The current trend of consolidation is an apt illustration. The HDFC group and the Anjalit Singh group decided to engage and then break off the proposed tie-up between their life insurance ventures. Instead of doubts over synergy or share-swap, the market watchdog’s fear of the combined entity’s clout led to the dissolution of the vows. Dreams of investors who might have rushed to buy into parent HDFC and Max Financial, hoping to be part owners of the largest life insurer in the country, must have crashed after the collapse of the deal.The fate of another mega agreement between the IDFC group and the Shriram group to work towards becoming a financial powerhouse will be watched with interest, particularly so as the IDFC Bank stock moved up, believing the benefits of the transaction. Even as the merger talks between Bharti Airtel and the Tatas’ telecom ventures have been called off, two other intended marriages of convenience in the telecom space—Idea Cellular with unlisted Vodafone and Reliance Communications with Aircel— remain works in progress, with investors in Idea nor RCom getting richer despite the resultant enterprises expected to be in a better position to face Reliance Jio. The dilemma of investors is should they quit or stay put hoping that the troubled competitors will eventually get a fair chance to fight it out after tariffs normalize. The power generating sector is another growth story gone wrong. Of the 15 ultra mega power plants to be set up, no bids have been awarded for 12. Tata Power, with debt of Rs 14500 crore, wants to sell 51% stake in the 2,000-MW Mundra UMPP for Re 1 as the cost projections were based on imported coal. Reliance Power’s Andhra Pradesh UMPP is up but it has withdrawn from the Jharkhand project as equations have changed with solar power available for as low as Rs 2.4 kwh as against fossil fuel-based power’s targeted tariff of Rs 3.

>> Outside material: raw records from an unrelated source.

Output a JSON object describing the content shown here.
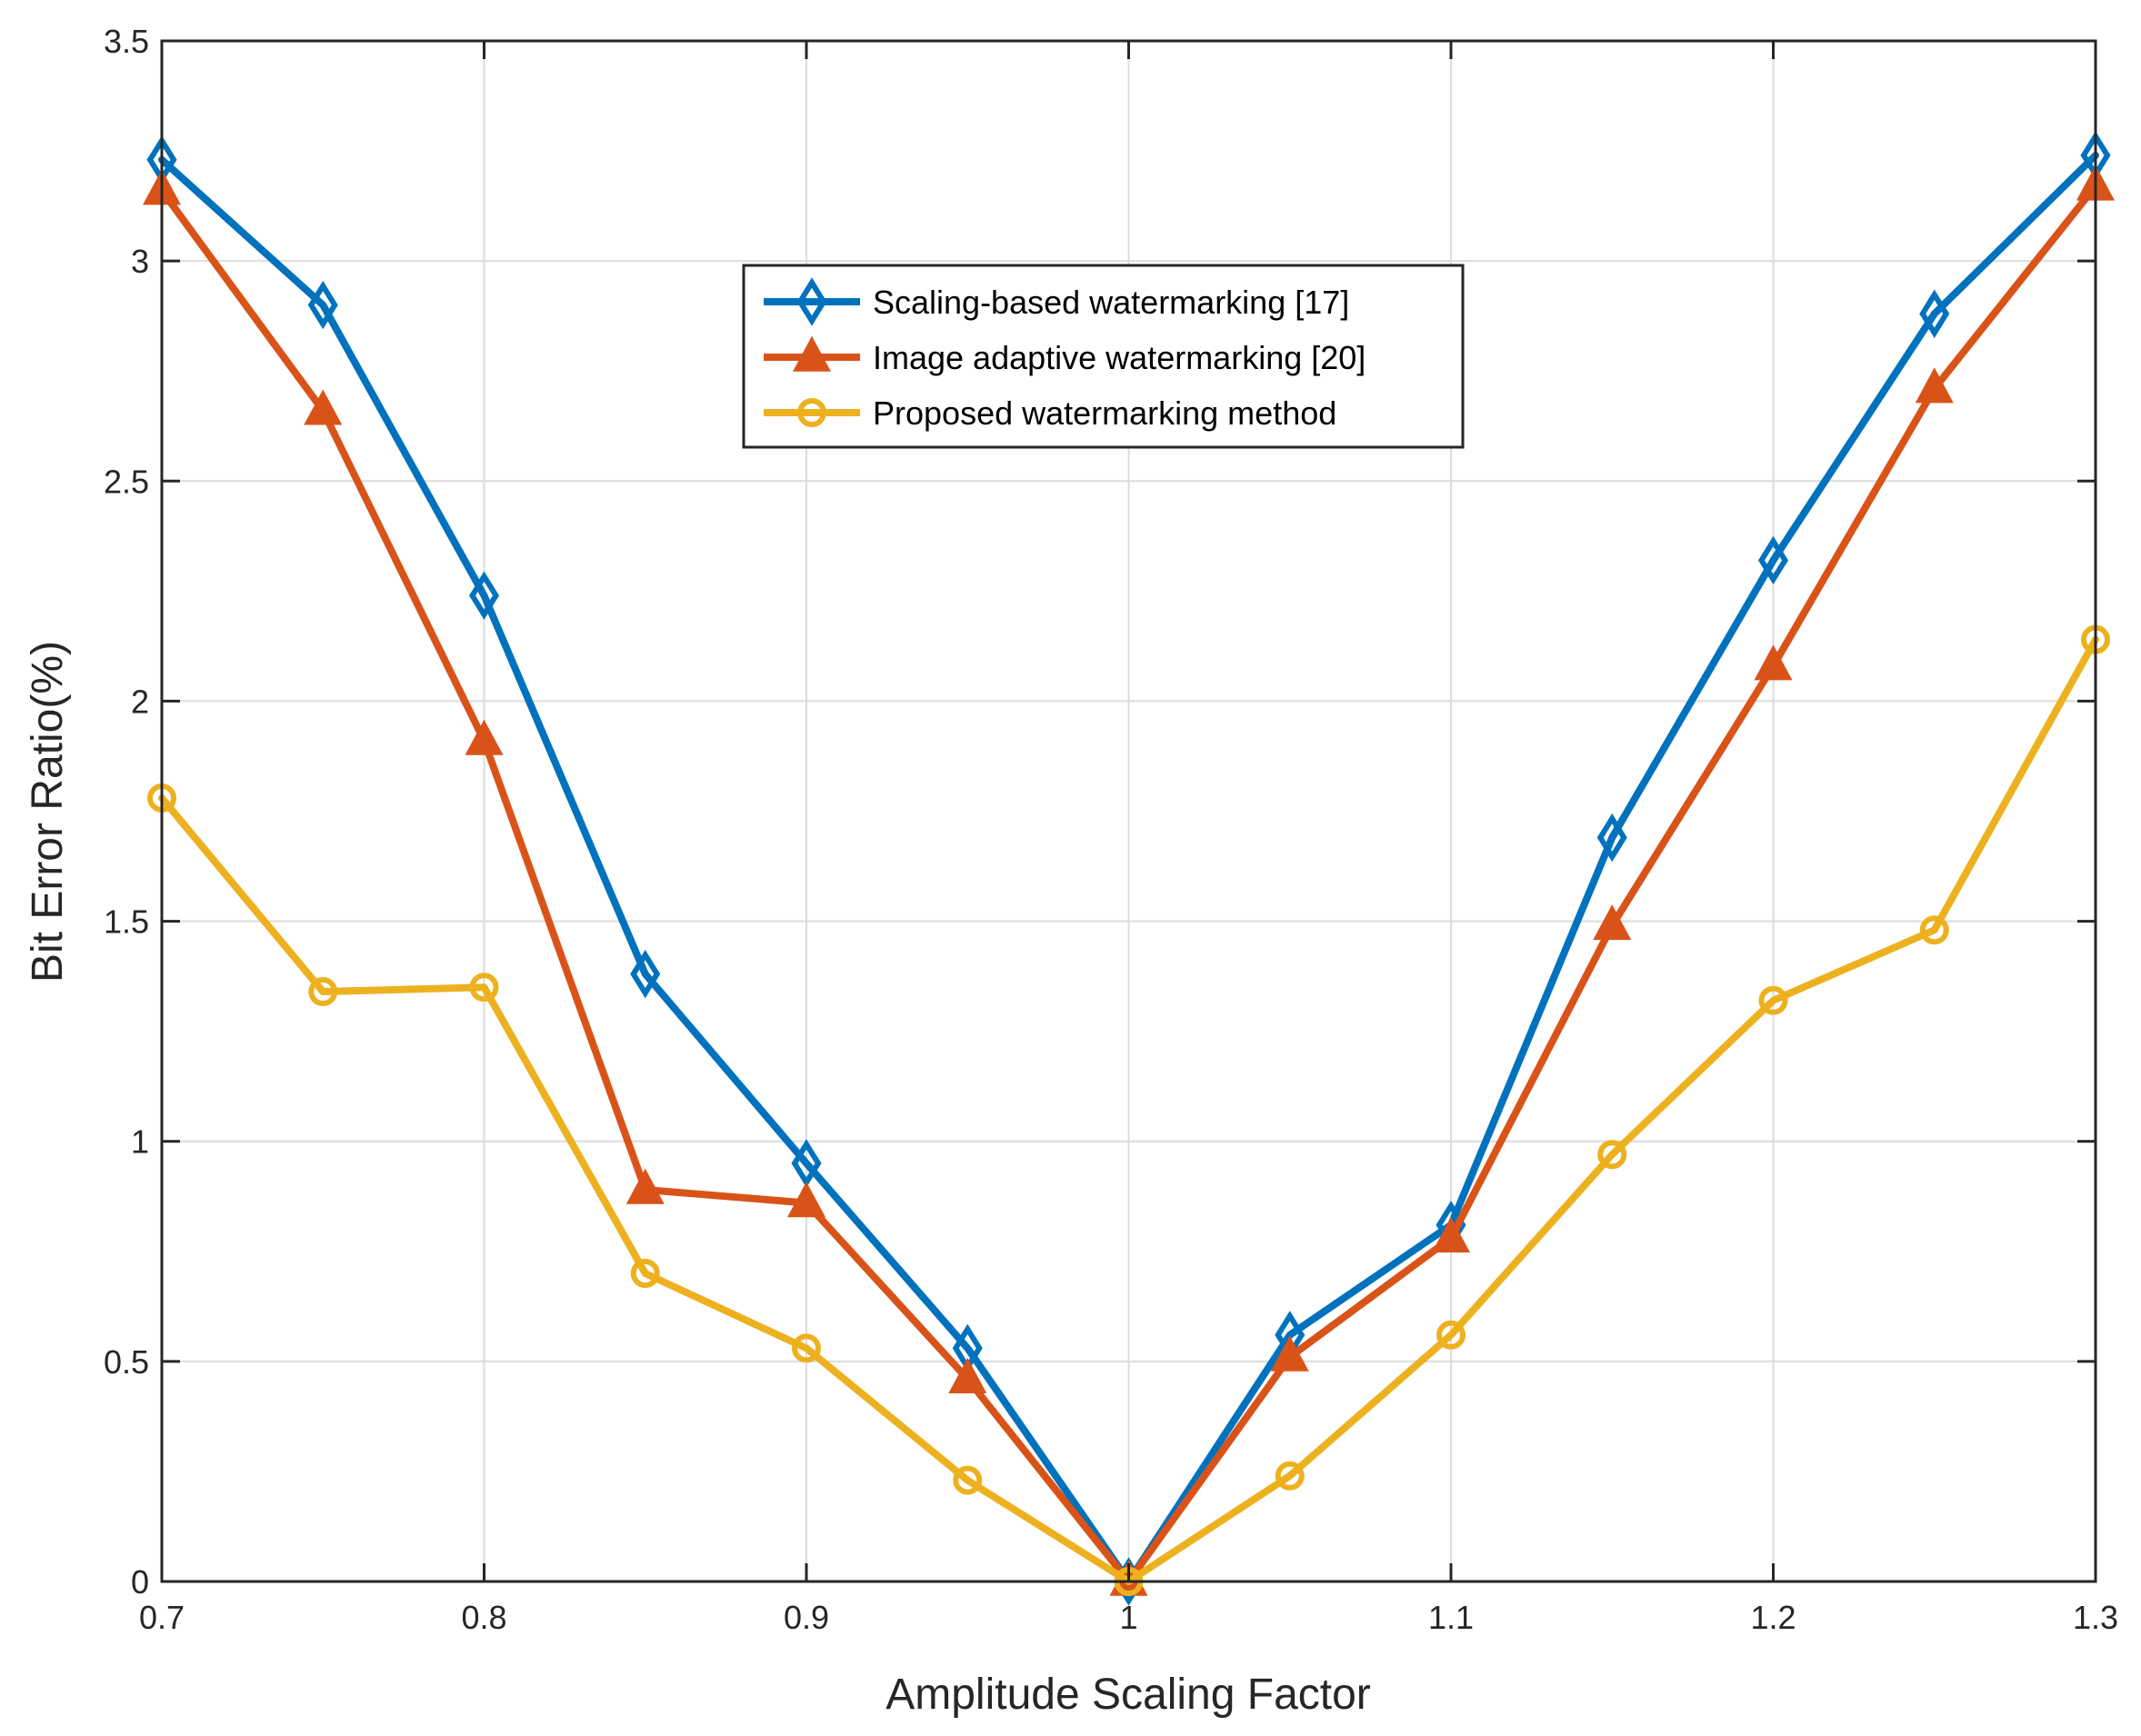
{
  "chart_data": {
    "type": "line",
    "title": "",
    "xlabel": "Amplitude Scaling Factor",
    "ylabel": "Bit Error Ratio(%)",
    "xlim": [
      0.7,
      1.3
    ],
    "ylim": [
      0,
      3.5
    ],
    "grid": true,
    "legend_position": "top-center",
    "x": [
      0.7,
      0.75,
      0.8,
      0.85,
      0.9,
      0.95,
      1.0,
      1.05,
      1.1,
      1.15,
      1.2,
      1.25,
      1.3
    ],
    "x_ticks": [
      0.7,
      0.8,
      0.9,
      1.0,
      1.1,
      1.2,
      1.3
    ],
    "x_tick_labels": [
      "0.7",
      "0.8",
      "0.9",
      "1",
      "1.1",
      "1.2",
      "1.3"
    ],
    "y_ticks": [
      0,
      0.5,
      1,
      1.5,
      2,
      2.5,
      3,
      3.5
    ],
    "y_tick_labels": [
      "0",
      "0.5",
      "1",
      "1.5",
      "2",
      "2.5",
      "3",
      "3.5"
    ],
    "series": [
      {
        "name": "Scaling-based watermarking [17]",
        "color": "#0072BD",
        "marker": "diamond",
        "values": [
          3.23,
          2.9,
          2.24,
          1.38,
          0.95,
          0.53,
          0.0,
          0.56,
          0.81,
          1.69,
          2.32,
          2.88,
          3.24
        ]
      },
      {
        "name": "Image adaptive watermarking [20]",
        "color": "#D95319",
        "marker": "triangle",
        "values": [
          3.16,
          2.66,
          1.91,
          0.89,
          0.86,
          0.46,
          0.0,
          0.51,
          0.78,
          1.49,
          2.08,
          2.71,
          3.17
        ]
      },
      {
        "name": "Proposed watermarking method",
        "color": "#EDB120",
        "marker": "circle",
        "values": [
          1.78,
          1.34,
          1.35,
          0.7,
          0.53,
          0.23,
          0.0,
          0.24,
          0.56,
          0.97,
          1.32,
          1.48,
          2.14
        ]
      }
    ]
  }
}
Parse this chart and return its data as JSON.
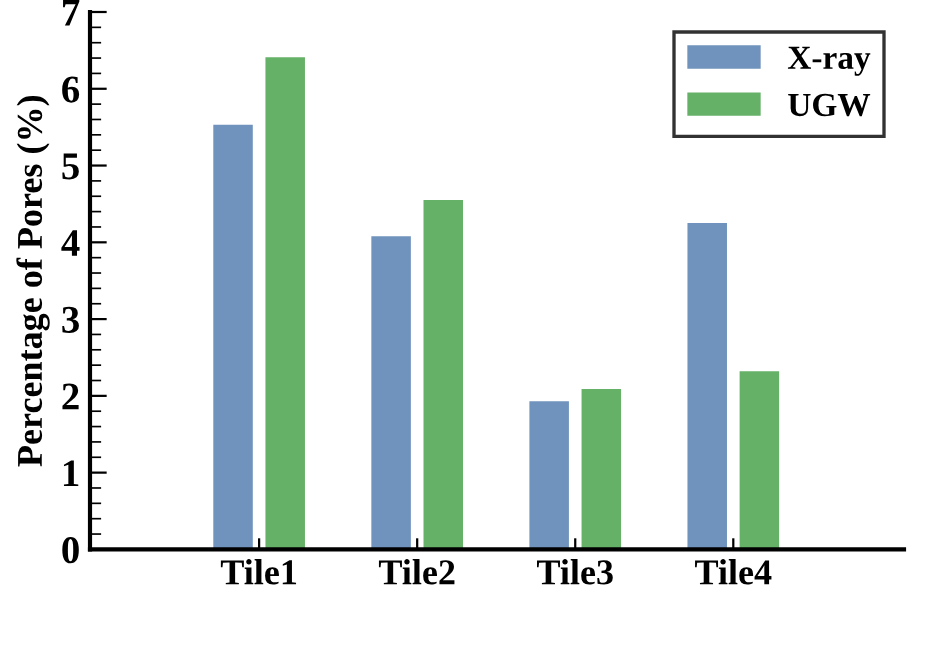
{
  "chart_data": {
    "type": "bar",
    "ylabel": "Percentage of Pores (%)",
    "categories": [
      "Tile1",
      "Tile2",
      "Tile3",
      "Tile4"
    ],
    "series": [
      {
        "name": "X-ray",
        "color": "#6f93bd",
        "values": [
          5.53,
          4.08,
          1.93,
          4.25
        ]
      },
      {
        "name": "UGW",
        "color": "#66b168",
        "values": [
          6.41,
          4.55,
          2.09,
          2.32
        ]
      }
    ],
    "ylim": [
      0,
      7
    ],
    "yticks": [
      0,
      1,
      2,
      3,
      4,
      5,
      6,
      7
    ],
    "grid": false,
    "legend": "top right"
  }
}
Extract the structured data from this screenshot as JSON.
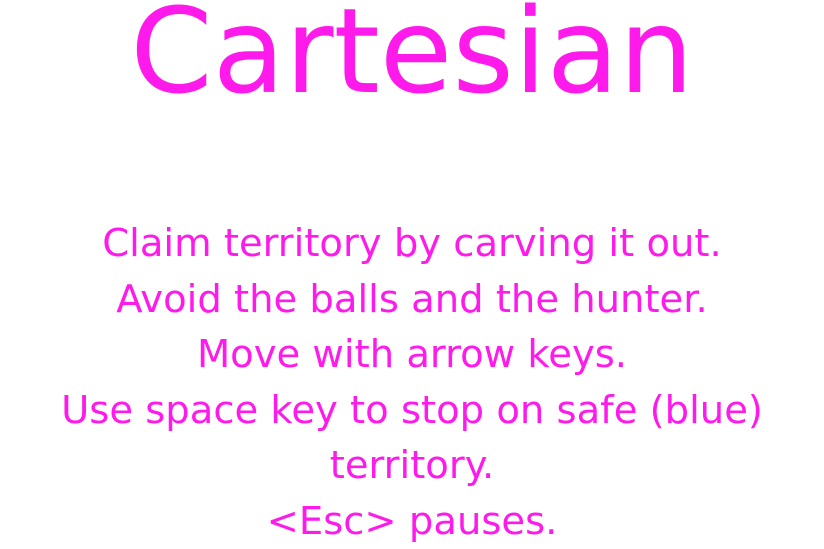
{
  "title": "Cartesian",
  "text_color": "#ff1aec",
  "background_color": "#ffffff",
  "instructions": [
    "Claim territory by carving it out.",
    "Avoid the balls and the hunter.",
    "Move with arrow keys.",
    "Use space key to stop on safe (blue)",
    "territory.",
    "<Esc> pauses."
  ]
}
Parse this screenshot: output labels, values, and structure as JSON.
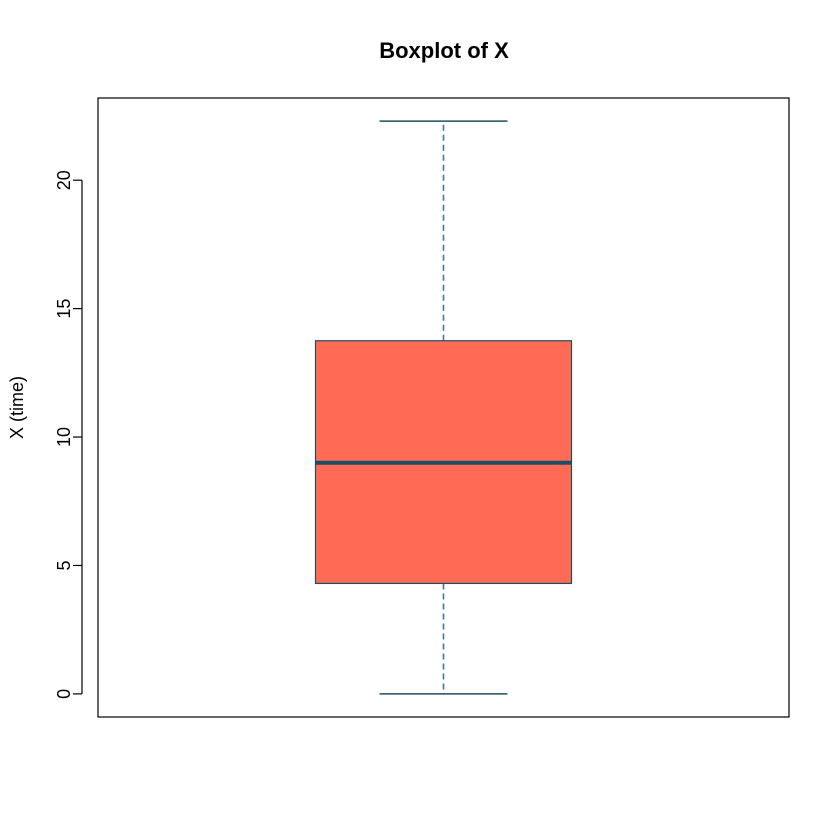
{
  "chart_data": {
    "type": "boxplot",
    "title": "Boxplot of X",
    "xlabel": "",
    "ylabel": "X (time)",
    "ylim": [
      -0.9,
      23.2
    ],
    "yticks": [
      0,
      5,
      10,
      15,
      20
    ],
    "ytick_labels": [
      "0",
      "5",
      "10",
      "15",
      "20"
    ],
    "grid": false,
    "legend": "none",
    "boxes": [
      {
        "min": 0,
        "q1": 4.3,
        "median": 9.0,
        "q3": 13.75,
        "max": 22.3
      }
    ],
    "colors": {
      "box_fill": "#FF6B54",
      "box_border": "#1F4E63",
      "median": "#1F4E63",
      "whisker": "#3E7A94",
      "frame": "#000000"
    }
  }
}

The other uncertainty is the moves of companies in response to market pressure. A contentious issue is how much liquidity a company should possess. There is no ideal measurement such as proportion to net profit, operating profit or sales. Many fret over reserves dragging down return ratios, while some prefer capital expenditure through internal accruals. Several investors look at the growing pile as an indication of bonus or higher dividends. A new breed of activists gets annoyed with promoters for not utilizing the cash for growth. The recent spate of deleveraging exercises is a testimony to how quickly the mood of the market can change. The cement sector, where footprints and capacity decide the margins, is seeing a second wave of consolidation. The first had players bunching up to gain pricing power. The second phase is seeing focus on core competencies by those who had entered the space for scale or diversification. Infrastructure player Jaiprakash Associates is being re-rated as the promoters are correcting their past mistakes. The DLF group, too, is becoming lighter after selling many ancillary businesses. At its prime, the north Indian real estate developer was included in the benchmark index. The stock’s fall reflects the market’s nervousness with its expensive expansion. The new Real Estate Regulation Act might prompt a second look. But when?